I once listened to a couple embark on an argument at a party about which one of them was right.
"He's nearly six foot tall."
"No he's not, he's under six foot."
"You're wrong, he's at least six foot one."
They kept at each other, batting the six-foot debate across the room. Both had tuned out of their surroundings where a group of people were trying to have a fun, social time, and were completely focused on winning.
As I watched this rather shocking display I realised that it was not going to end any time soon. One of them had to be right.
Most of us don't need to have the "right" argument at social occasions, but some couples can't seem to control the putrid bubbling mass of discontent which lives at the vortex of their relationship.
As a supportive wife, I think it's important to let the husband be right on some things. Basic facts and knowledge, he's always right. Lifestyle changes, raising of children, spending of money - that's always debated fairly and calmly. Well, most of the time.
I married a man who is very high up the scale of knowing stuff, and has the academic study and the reading to back that up. He is always right.
I did, however, draw a few boundaries around how my husband expressed his rightness.
In the early days he liked to correct me when I was wrong.

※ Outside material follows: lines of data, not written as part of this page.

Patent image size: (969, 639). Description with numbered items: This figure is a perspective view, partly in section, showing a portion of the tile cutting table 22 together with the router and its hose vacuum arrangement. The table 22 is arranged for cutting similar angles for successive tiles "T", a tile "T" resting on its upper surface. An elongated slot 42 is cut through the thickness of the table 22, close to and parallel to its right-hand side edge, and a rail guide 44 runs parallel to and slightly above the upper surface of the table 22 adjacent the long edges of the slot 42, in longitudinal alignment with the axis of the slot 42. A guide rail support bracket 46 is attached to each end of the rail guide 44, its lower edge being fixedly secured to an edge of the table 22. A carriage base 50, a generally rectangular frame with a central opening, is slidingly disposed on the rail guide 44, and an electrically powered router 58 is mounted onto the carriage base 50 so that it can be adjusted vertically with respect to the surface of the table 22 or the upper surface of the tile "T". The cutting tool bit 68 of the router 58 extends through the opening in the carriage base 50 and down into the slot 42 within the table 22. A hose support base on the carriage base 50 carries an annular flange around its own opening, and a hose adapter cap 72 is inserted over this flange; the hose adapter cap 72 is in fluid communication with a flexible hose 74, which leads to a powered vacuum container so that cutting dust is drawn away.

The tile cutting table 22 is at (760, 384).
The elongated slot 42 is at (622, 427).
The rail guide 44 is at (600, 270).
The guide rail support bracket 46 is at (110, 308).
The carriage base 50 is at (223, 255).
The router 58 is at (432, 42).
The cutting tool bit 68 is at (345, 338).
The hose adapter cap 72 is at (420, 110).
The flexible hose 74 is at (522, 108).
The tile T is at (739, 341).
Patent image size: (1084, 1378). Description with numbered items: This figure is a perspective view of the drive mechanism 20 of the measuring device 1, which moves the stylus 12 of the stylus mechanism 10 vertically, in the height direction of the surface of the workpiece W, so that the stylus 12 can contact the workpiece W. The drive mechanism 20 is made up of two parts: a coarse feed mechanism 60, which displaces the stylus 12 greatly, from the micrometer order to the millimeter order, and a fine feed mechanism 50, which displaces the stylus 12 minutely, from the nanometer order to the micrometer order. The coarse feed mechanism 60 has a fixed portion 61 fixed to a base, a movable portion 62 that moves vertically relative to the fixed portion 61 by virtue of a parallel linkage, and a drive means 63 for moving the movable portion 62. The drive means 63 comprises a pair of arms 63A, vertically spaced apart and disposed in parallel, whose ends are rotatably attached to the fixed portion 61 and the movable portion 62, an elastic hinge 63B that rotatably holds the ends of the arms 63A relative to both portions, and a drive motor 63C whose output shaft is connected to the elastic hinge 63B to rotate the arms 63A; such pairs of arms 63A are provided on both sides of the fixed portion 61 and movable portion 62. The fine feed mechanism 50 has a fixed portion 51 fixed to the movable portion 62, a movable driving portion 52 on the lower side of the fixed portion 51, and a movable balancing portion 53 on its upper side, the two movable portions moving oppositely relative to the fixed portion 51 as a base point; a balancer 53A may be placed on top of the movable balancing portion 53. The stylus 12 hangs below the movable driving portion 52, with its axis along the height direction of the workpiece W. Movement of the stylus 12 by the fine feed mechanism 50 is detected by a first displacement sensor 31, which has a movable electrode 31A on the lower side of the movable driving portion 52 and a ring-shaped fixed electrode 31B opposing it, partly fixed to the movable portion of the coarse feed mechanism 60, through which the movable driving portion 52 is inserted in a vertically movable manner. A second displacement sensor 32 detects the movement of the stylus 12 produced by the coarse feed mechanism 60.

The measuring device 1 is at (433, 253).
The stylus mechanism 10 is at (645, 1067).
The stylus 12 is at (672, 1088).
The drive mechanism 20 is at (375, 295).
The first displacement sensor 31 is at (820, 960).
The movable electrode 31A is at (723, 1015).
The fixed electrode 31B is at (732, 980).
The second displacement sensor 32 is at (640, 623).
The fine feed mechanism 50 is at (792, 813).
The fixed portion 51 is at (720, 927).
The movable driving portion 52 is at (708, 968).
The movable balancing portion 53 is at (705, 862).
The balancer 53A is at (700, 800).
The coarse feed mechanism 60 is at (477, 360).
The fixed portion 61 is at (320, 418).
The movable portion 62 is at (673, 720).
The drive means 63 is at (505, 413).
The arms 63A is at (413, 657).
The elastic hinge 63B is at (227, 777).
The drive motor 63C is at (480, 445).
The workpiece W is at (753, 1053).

"Okay, I get it," I snapped at him. "You are always right, but you don't have to make a bloody performance of it every time. Pull your head in."
These days, I know when I get it wrong because there is a barely perceptible twitch which occurs in his right eyebrow for just a second. A sure sign that he is manfully suppressing the urge to correct me.
So I was not at all surprised when a recent study, conducted at the University of Auckland, found men are very happy to be right and extremely miserable when their wives are right.
The researchers found a couple who were happy to record their quality of life on a daily basis.
But what they didn't tell the wife was that they had asked the man to agree with her about everything. So he agreed with his wife on every opinion and request she made, even when he didn't agree.
As the study progressed, the wife became happier. But the husband became so miserable, marking his scores down from seven to three, that the study was called off after 12 days to prevent any "severe, adverse outcomes".
The researchers concluded that humans need to be right and acknowledged as right, at least some of the time, to be happy.
Surely, I thought, if that is true then I must be very unhappy with the state of things in my home.
I have been right only very occasionally, and the most recent occasion was so momentous that I received two bottles of champagne.
We were drinking with friends and for some reason began to talk about snoods. My husband assumed the authority on snoods and informed us that they were headbands. Bravely, I begged to differ.
"I think you'll find that a snood is a netting thing you wear over your bun at the back of your head," I pounced.
"No, you're wrong," he said.
"Look it up, and if I'm right you buy me two bottles of Veuve."
The iPhone came out and I was, unusually, right. And the best bit was that there were witnesses to my rightness.
It did indeed make me very happy, for days and days and then weeks and weeks as I kept reminding him of my newfound ability to be right.
Thanks to a simple piece of feminine headgear, this supportive wife went from an 8 to a 9 on the quality of life scale.